BLACK VOICES
09/13/2013 03:21 pm ET

Robin Givhan Reddit AMA: Journalist Fields Questions On Diversity, Fashion Week & Clueless Dressers

Helayne Seidman

Robin Givhan is arguably the best fashion journalist in the world, and she's got the Pulizer Prize to prove it. So we were thrilled to find out the Washington Post and The Cut contributor was teaming up with Reddit for one of the site's "Ask Me Anything" chats.

With that simple call to action and New York Fashion Week officially over, Givhan fielded a string of questions Friday morning, including several on the hot topic of fashion's diversity issue. Other inquires ranged from what her favorite show has been thus far, to what fashion advice she can offer a single 30-year-old male with an apparent hygiene problem.

Check out some highlights from Givhan's "Ask Me Anything" chat below...


It seems as though every couple of years, the topic of diversity on the runway comes up again, with little change. Do you think we'll ever see a significant change towards more diversity? What do you think it will take for this change to take hold? (via Sdiek)

I think that the change won't really take hold until the culture's perception of fashion changes so that we think about fashion as something that has more of an impact on our lives than just what we put in our closets. I think for most people it's hard to get riled up about which 18 year old girls get to walk down a runway, but if we think about the broader impact of fashion, and how it makes us value different kinds of people, we are more likely to be concerned and think about the runway as an important place.


Hi Robin, Prominent people of color are few and far between in the fashion industry in general - not just on the runway. As a Black woman, did you face any discrimination on your way to become a leading critic in the industry? Did you feel like you had to break down glass ceilings and challenge any stereotypes? (via Missymusing)

The metaphor of breaking glass ceilings seems far too dramatic for anything that I've ever dealt with. I would say there have been moments of subtle -- I'm not sure discrimination is even the word -- I'd say subtle surprise when I've shown up to interview someone or for an event. But that happens far less now. There have been times when, because I'm the only black woman in the room, people will ask my opinion on some race-related topic.

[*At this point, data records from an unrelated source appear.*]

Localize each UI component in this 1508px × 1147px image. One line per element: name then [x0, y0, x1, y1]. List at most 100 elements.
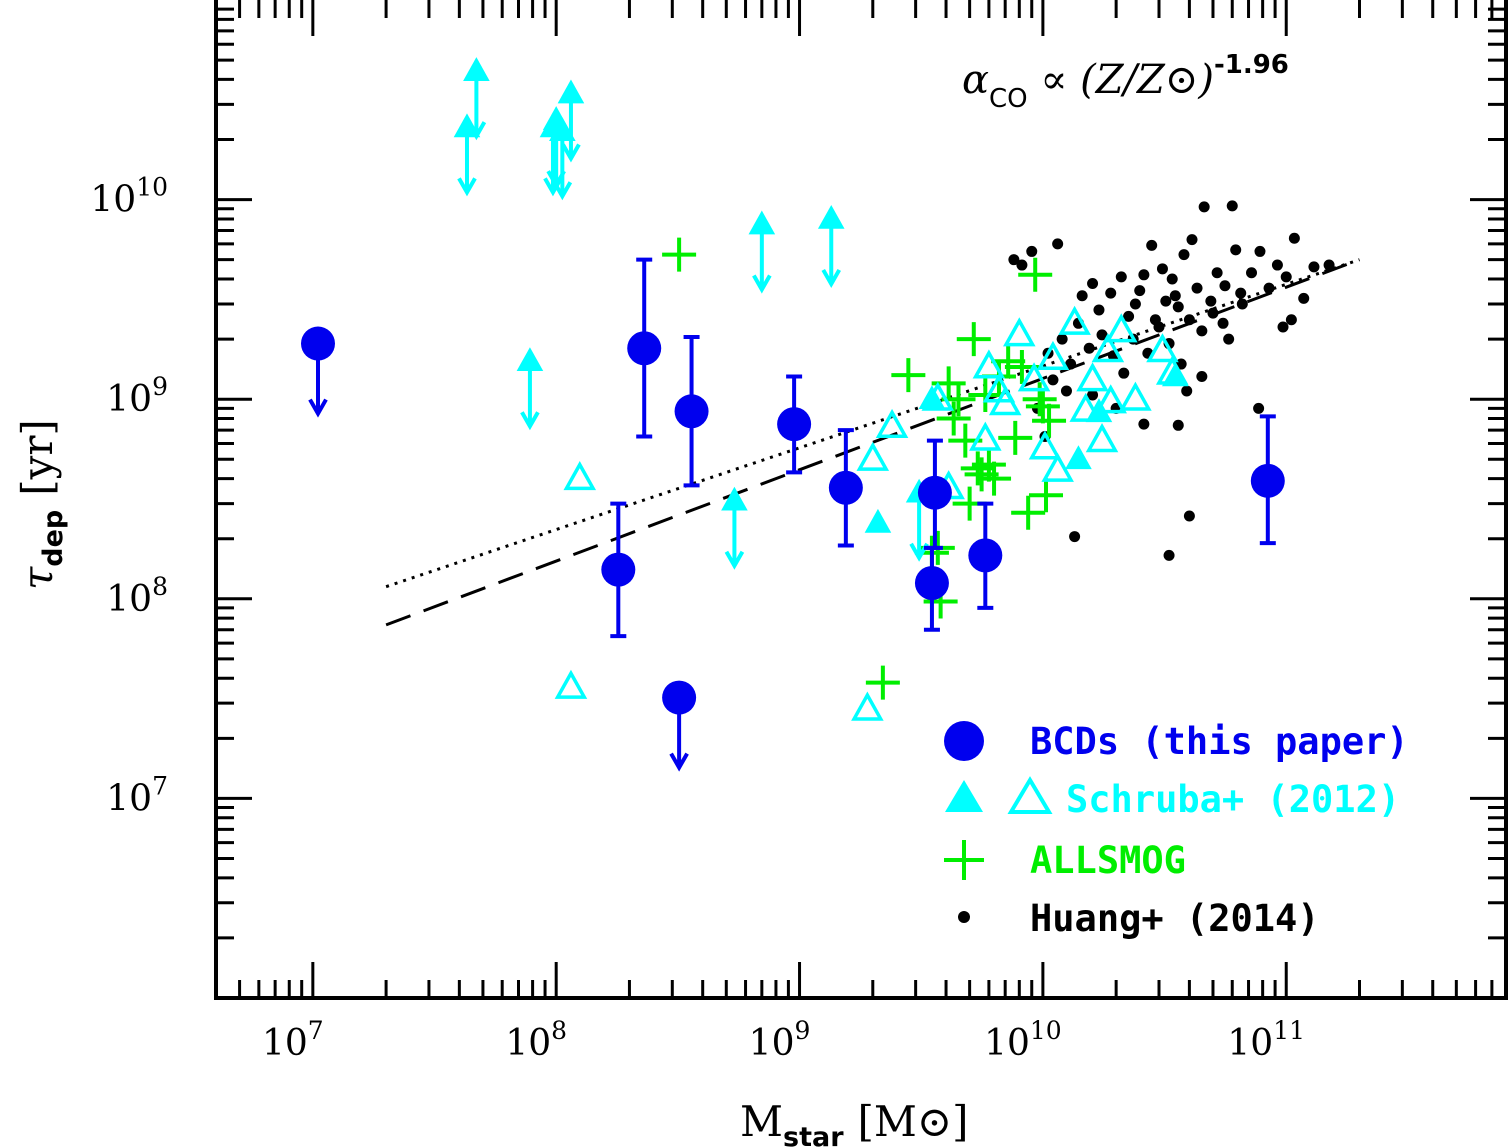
schruba-open-point: [1036, 340, 1070, 371]
schruba-open-point: [856, 441, 890, 471]
huang-point: [1277, 321, 1289, 333]
huang-point: [1181, 385, 1193, 397]
annotation-alpha: α: [962, 57, 989, 103]
huang-point: [1235, 287, 1247, 299]
bcd-point: [662, 680, 697, 715]
data-marks: [300, 57, 1335, 772]
huang-point: [1285, 314, 1297, 326]
schruba-open-point: [1076, 362, 1109, 392]
schruba-limit-arrow: [552, 131, 573, 201]
schruba-open-point: [1094, 384, 1128, 414]
huang-point: [1207, 307, 1219, 319]
huang-point: [1069, 531, 1081, 543]
huang-point: [1056, 333, 1068, 345]
axis-ticks: [214, 0, 1508, 1000]
allsmog-point: [968, 377, 1003, 412]
legend-label-schruba: Schruba+ (2012): [1066, 778, 1400, 821]
huang-point: [1166, 273, 1178, 285]
huang-point: [1052, 238, 1064, 250]
schruba-filled-point: [1161, 362, 1189, 387]
huang-point: [1211, 267, 1223, 279]
huang-point: [1169, 290, 1181, 302]
schruba-filled-point: [1065, 445, 1092, 470]
huang-point: [1183, 510, 1195, 522]
allsmog-point: [891, 358, 926, 393]
allsmog-point: [956, 322, 991, 357]
schruba-open-point: [1028, 430, 1062, 460]
huang-point: [1087, 389, 1099, 401]
x-axis-label: Mstar [M⊙]: [740, 1097, 969, 1147]
schruba-open-point: [1069, 392, 1103, 422]
schruba-open-point: [1041, 452, 1074, 482]
legend-item-schruba: Schruba+ (2012): [945, 776, 1400, 821]
huang-point: [1129, 298, 1141, 310]
tick-labels: 107 108 109 1010 1011 107 108 109 1010: [90, 173, 1305, 1064]
huang-point: [1138, 418, 1150, 430]
schruba-open-point: [563, 461, 597, 491]
huang-point: [1047, 374, 1059, 386]
x-axis-label-main: M: [740, 1097, 783, 1146]
huang-point: [1271, 259, 1283, 271]
huang-point: [1196, 325, 1208, 337]
dotted-fit-line: [385, 258, 1360, 589]
bcd-point: [1250, 463, 1285, 498]
huang-point: [1163, 549, 1175, 561]
legend-marker-bcd: [944, 721, 984, 761]
huang-point: [1118, 367, 1130, 379]
huang-point: [1217, 317, 1229, 329]
huang-point: [1060, 385, 1072, 397]
huang-point: [1146, 239, 1158, 251]
huang-point: [1172, 419, 1184, 431]
x-axis-label-unit: [M⊙]: [858, 1097, 969, 1146]
schruba-limit-arrow: [520, 361, 540, 431]
huang-point: [1246, 267, 1258, 279]
schruba-filled-point: [864, 508, 892, 533]
allsmog-point: [936, 401, 971, 436]
huang-point: [1083, 342, 1095, 354]
schruba-open-point: [851, 691, 884, 721]
allsmog-point: [1032, 403, 1067, 438]
huang-point: [1280, 271, 1292, 283]
x-tick-label: 1011: [1227, 1016, 1305, 1064]
bcd-point: [828, 470, 863, 505]
schruba-open-point: [875, 408, 909, 439]
huang-point: [1254, 245, 1266, 257]
huang-point: [1308, 261, 1320, 273]
schruba-open-point: [1017, 362, 1051, 392]
annotation: αCO ∝ (Z/Z⊙)-1.96: [962, 50, 1289, 114]
schruba-limit-point: [463, 57, 490, 81]
huang-point: [1134, 285, 1146, 297]
huang-point: [1065, 358, 1077, 370]
huang-point: [1087, 277, 1099, 289]
huang-point: [1093, 304, 1105, 316]
huang-point: [1298, 292, 1310, 304]
bcd-point: [601, 552, 636, 587]
bcd-point: [914, 565, 949, 600]
schruba-open-point: [1058, 305, 1091, 335]
bcd-point: [300, 326, 335, 361]
huang-point: [1236, 298, 1248, 310]
huang-point: [1123, 310, 1135, 322]
x-tick-label: 109: [749, 1016, 811, 1064]
allsmog-point: [662, 237, 697, 272]
model-lines: [385, 258, 1361, 627]
dashed-fit-line: [385, 258, 1361, 627]
legend-marker-schruba-open: [1007, 776, 1053, 814]
huang-point: [1008, 254, 1020, 266]
huang-point: [1138, 269, 1150, 281]
schruba-open-point: [988, 386, 1022, 416]
legend-label-bcd: BCDs (this paper): [1030, 720, 1409, 763]
huang-point: [1288, 232, 1300, 244]
y-tick-label: 108: [106, 572, 168, 620]
schruba-open-point: [1003, 317, 1036, 347]
huang-point: [1160, 295, 1172, 307]
allsmog-point: [1011, 495, 1046, 530]
huang-point: [1323, 259, 1335, 271]
schruba-limit-arrow: [457, 127, 477, 197]
huang-point: [1230, 244, 1242, 256]
bcd-point: [917, 475, 952, 510]
huang-point: [1226, 200, 1238, 212]
legend-marker-huang: [958, 911, 970, 923]
y-tick-label: 109: [106, 372, 168, 420]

And i fear they will then take my answer and extrapolate seem vast generalization about how all black women feel. And that is so far from reality that ....well, I don't even have the words. I'm one person with opinions. And while there is common ground, my opinions may well be very different from those of someone who grew up, say in the South rather than in the midwest. Or someone who came from far more meager circumstances than I did. The biggest stereotype to me seems to be that black people all think the same.

Will you do an analysis of diversity at #LFW [London Fashion Week]? (via Contentnet)

I'm not going to be in London, but I will be in Paris. And based on the letters that Bethann Hardison sent out, the Paris shows last season were especially homogenous. So while I won't be keeping count, I will be taking note.

I'm curious why Asian models were not included in the balance diversity campaign? (via davidb820)

my understanding from conversations with the founder of the campaign is that the lack of black models is her primary concern because they have the least representation. at the moment, Asian models are getting a fair degree of representation, in part because the industry recognizes the growing economic clout of the Asian market. but diversity is diversity and it would behoove designers to be aware that if they want to sell in a global marketplace, they should let their runway and advertising reflect that.

Hi Robin. I'm always amazed by how many fashion critics—especially those who work for digital-based media—can review a collection so fast. What aspects do you always scrutinize in each collection to come up with a critical piece in such a short period? (via Niconovito)

Some online critics write so fast it makes my head spin. i think that i'm pretty slow by comparison. but the first question i always ask myself: was my gut reaction positive, negative or somewhere in between? did the collection keep my attention? but mostly i try to understand what the designer attempted to to accomplish and whether he/she was successful. when a designer puts on a show, they're essentially picking up a microphone: What did they say? Was it coherent or was it a jumble? And i do try to take into consideration whether the collection was presented by a brand with every advantage or a newbie who basically had to put the whole thing together with bubble gum and straight pins. Context matters to me.

Whose show was your favorite so far this fall? (via chooter)

My favorite show to write about was Thom Browne because he gave me so much to think about, and I thought it was extremely appropriate that he had all of the fashion audience sitting in a white, padded cell. And I love designers who make us think about clothes as more than costumes.

What's the craziest thing you've witnessed at NYFW? (via GoneShopping)

The woman walking across Lincoln Center Plaza wearing a fox fur vest when it was 80+ degrees outside. This was followed by a woman wearing a wool coat outside of Ralph Lauren when it was about 80% humidity. But they attracted the street style photographers, so their job was a success!

In the morning I grab the clothes that smell cleanest out of the pile of "clean" clothes on my floor to wear that day (I don't own a dresser, which I'd probably never use anyway). Would you say this is an acceptable way to approach fashion for a 30 year old single male? (via Tropicarcinogen)

No, my dear. This is not acceptable. You are better than that. You deserve more than reasonably clean clothes from a pile. Find your inner swagger. Hang up your clothes. Find your style. Go conquer the world.